Patients with confirmed orthostatic hypotension, defined as a drop of 20 mm Hg or greater, may also experience orthostatic intolerance symptoms and orthostatic tachycardia. However, the presence of orthostatic hypotension excludes a diagnosis of POTS.6 Initial orthostatic hypotension is more frequently observed among adolescents and young adults, causing immediate lightheadedness upon standing, but symptoms typically resolve within 45 seconds of standing still.

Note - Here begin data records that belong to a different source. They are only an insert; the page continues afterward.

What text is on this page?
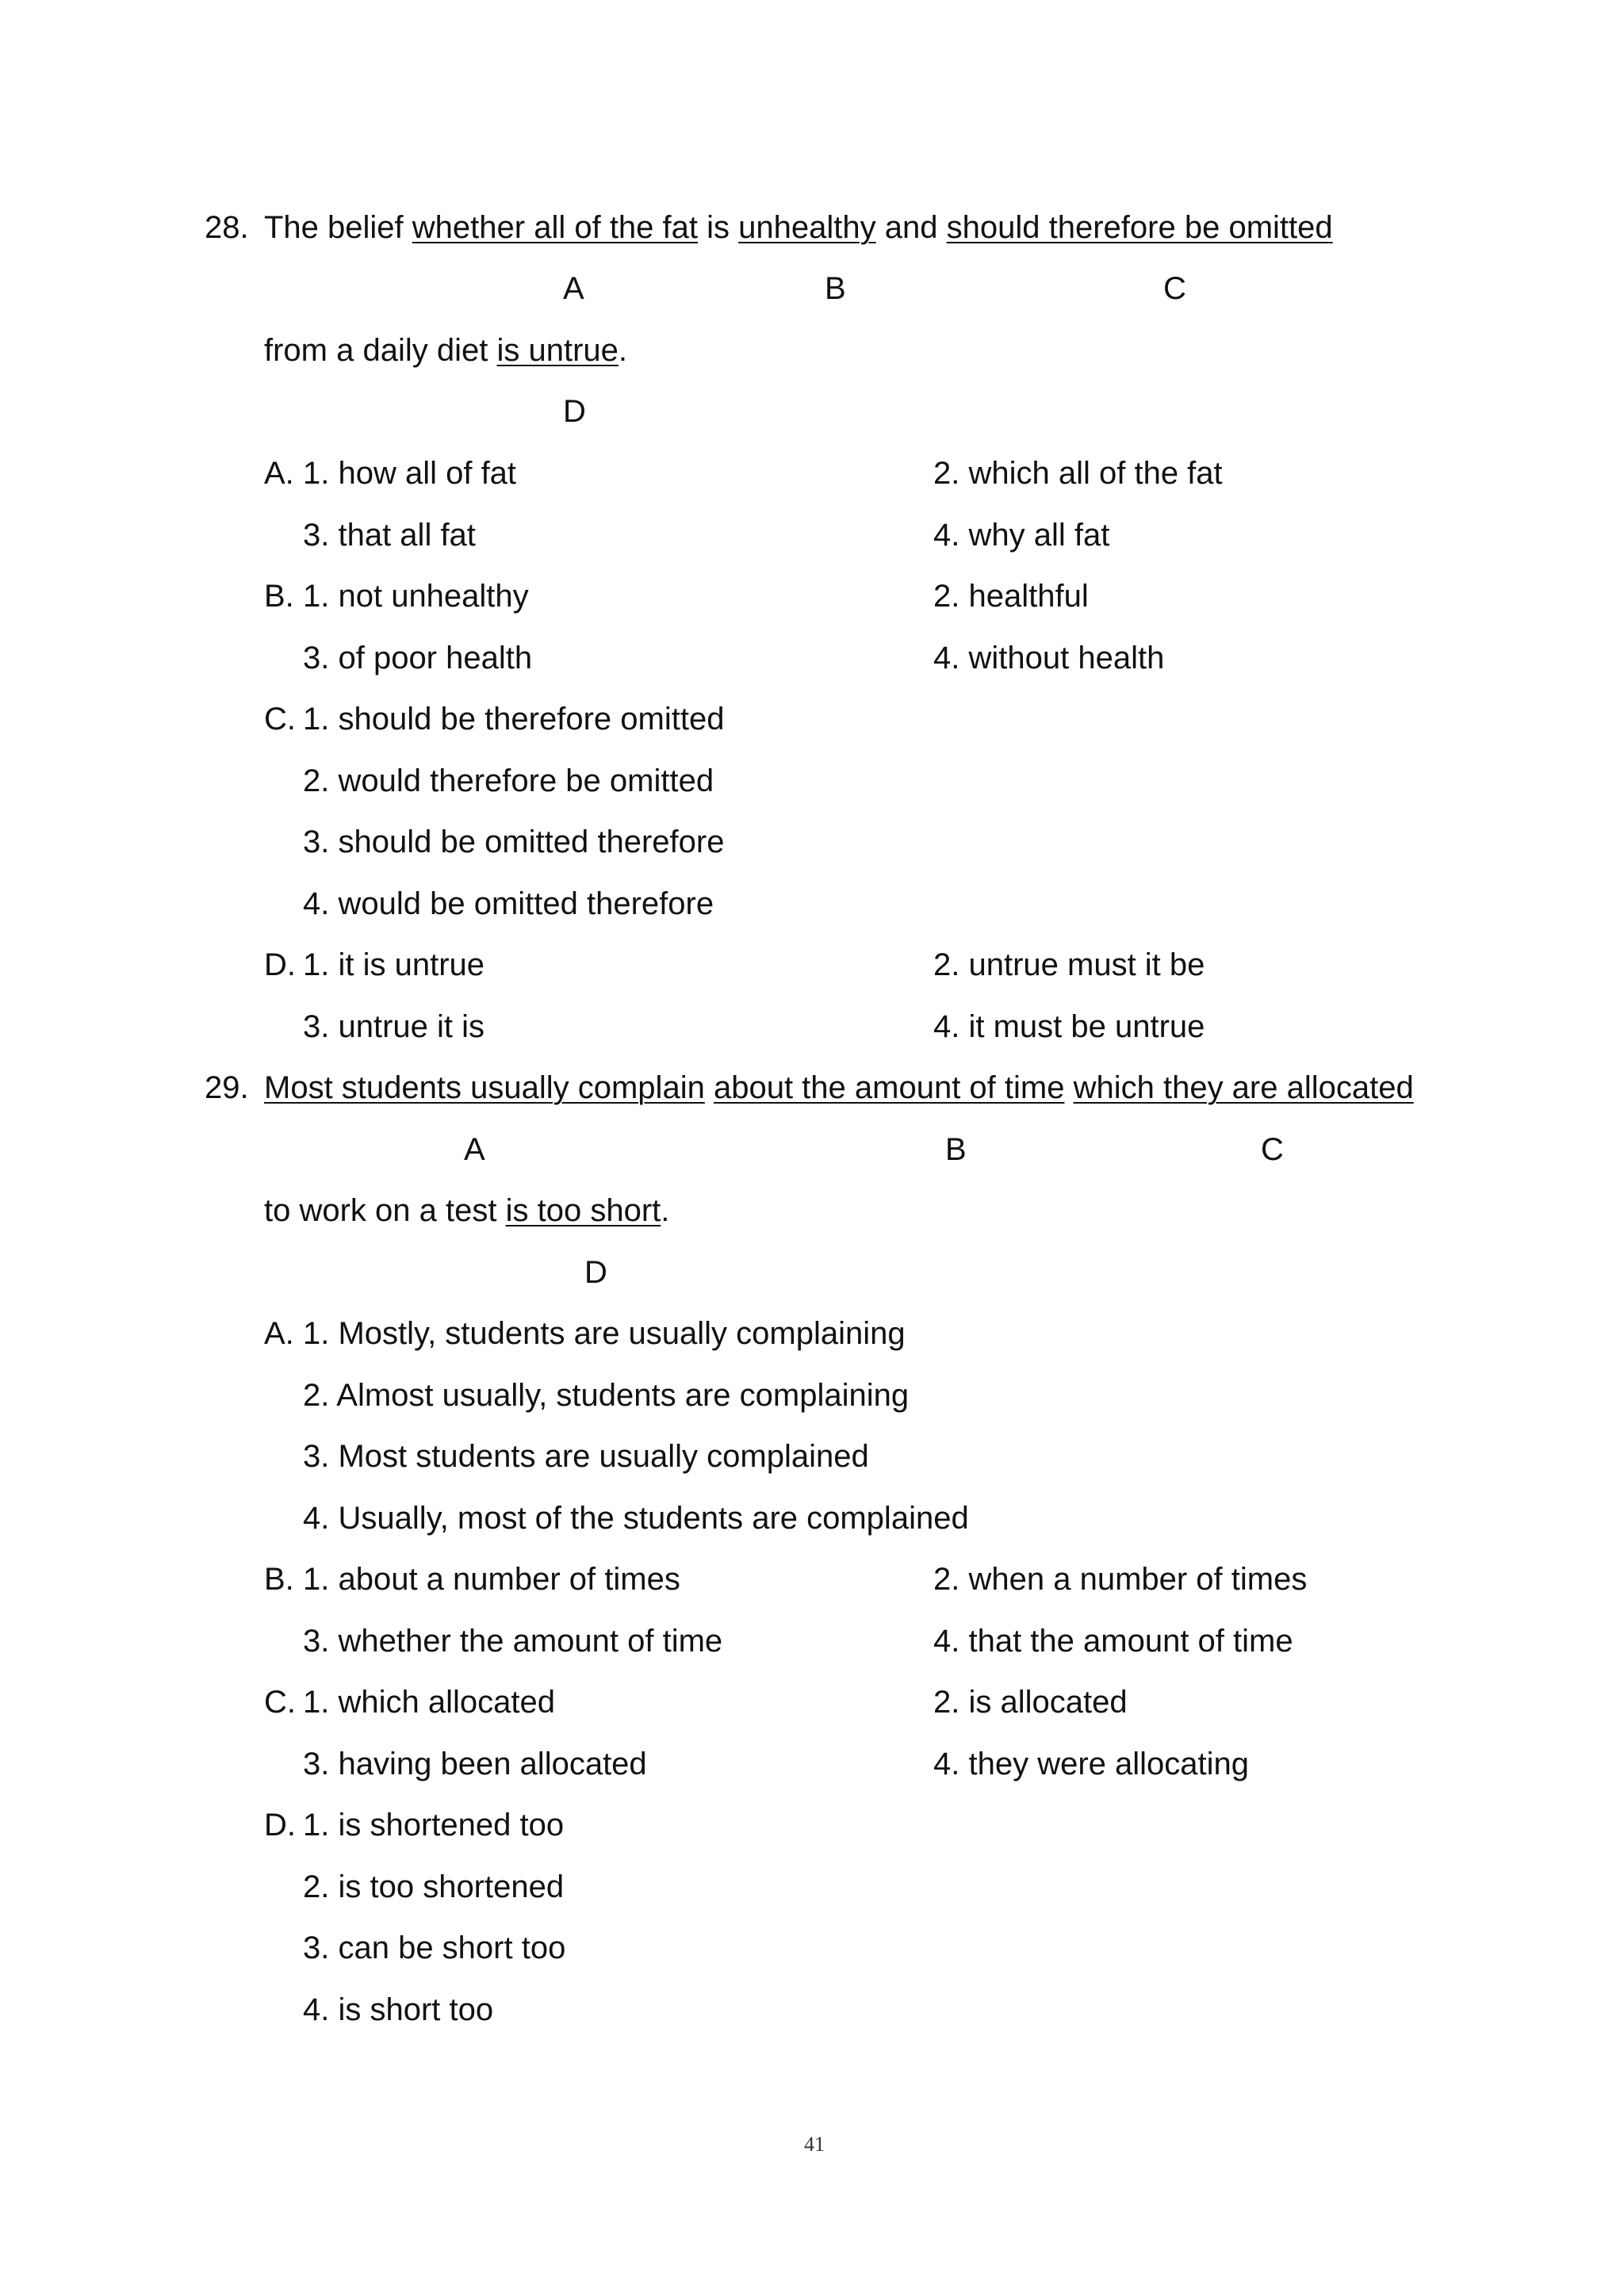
28. The belief whether all of the fat is unhealthy and should therefore be omitted
A	B	C
from a daily diet is untrue.
D
A. 1. how all of fat	2. which all of the fat
3. that all fat	4. why all fat
B. 1. not unhealthy	2. healthful
3. of poor health	4. without health
C. 1. should be therefore omitted
2. would therefore be omitted
3. should be omitted therefore
4. would be omitted therefore
D. 1. it is untrue	2. untrue must it be
3. untrue it is	4. it must be untrue
29. Most students usually complain about the amount of time which they are allocated
A	B	C
to work on a test is too short.
D
A. 1. Mostly, students are usually complaining
2. Almost usually, students are complaining
3. Most students are usually complained
4. Usually, most of the students are complained
B. 1. about a number of times	2. when a number of times
3. whether the amount of time	4. that the amount of time
C. 1. which allocated	2. is allocated
3. having been allocated	4. they were allocating
D. 1. is shortened too
2. is too shortened
3. can be short too
4. is short too
41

Some individuals report symptoms of orthostatic intolerance without exhibiting orthostatic tachycardia or hypotension, and in these cases, a definitive cause may remain unidentified. The Canadian Cardiovascular Society categorizes these patients as having “postural symptoms without tachycardia.”5

It’s important to remember that not all cases of orthostatic tachycardia are indicative of POTS. Most POTS patients have a resting heart rate that is either normal or on the higher end of normal.17 If a patient presents with a consistently elevated heart rate, regardless of body position, they may be experiencing inappropriate sinus tachycardia. This condition is characterized by a consistent resting heart rate of at least 100 bpm or a 24-hour average heart rate exceeding 90 bpm. Patients with inappropriate sinus tachycardia experience distressing symptoms without an apparent underlying cause.7 If the tachycardia stems from another identifiable condition known to cause sinus tachycardia, such as those listed in Box 3, the diagnosis becomes “postural tachycardia of other cause.”5

Box 3: Other Conditions That Can Explain Sinus Tachycardia Upon Standing 5

  • Acute hypovolemia (due to dehydration or blood loss)
  • Anemia
  • Orthostatic hypotension
  • Endocrinopathy
    • Adrenal insufficiency
    • Carcinoid tumor
    • Hyperthyroidism
    • Pheochromocytoma
  • Adverse medication effects
  • Panic attacks and severe anxiety
  • Prolonged or sustained bed rest
  • Recreational drug use

Finally, it is crucial to differentiate between sinus tachycardia, characteristic of POTS, and other supraventricular tachyarrhythmias. Clinicians should consider paroxysmal supraventricular tachycardia, particularly if the tachycardia is not consistently related to posture, has a sudden onset and offset (unlike the gradual increase in heart rate in POTS), or if it terminates with a Valsalva maneuver.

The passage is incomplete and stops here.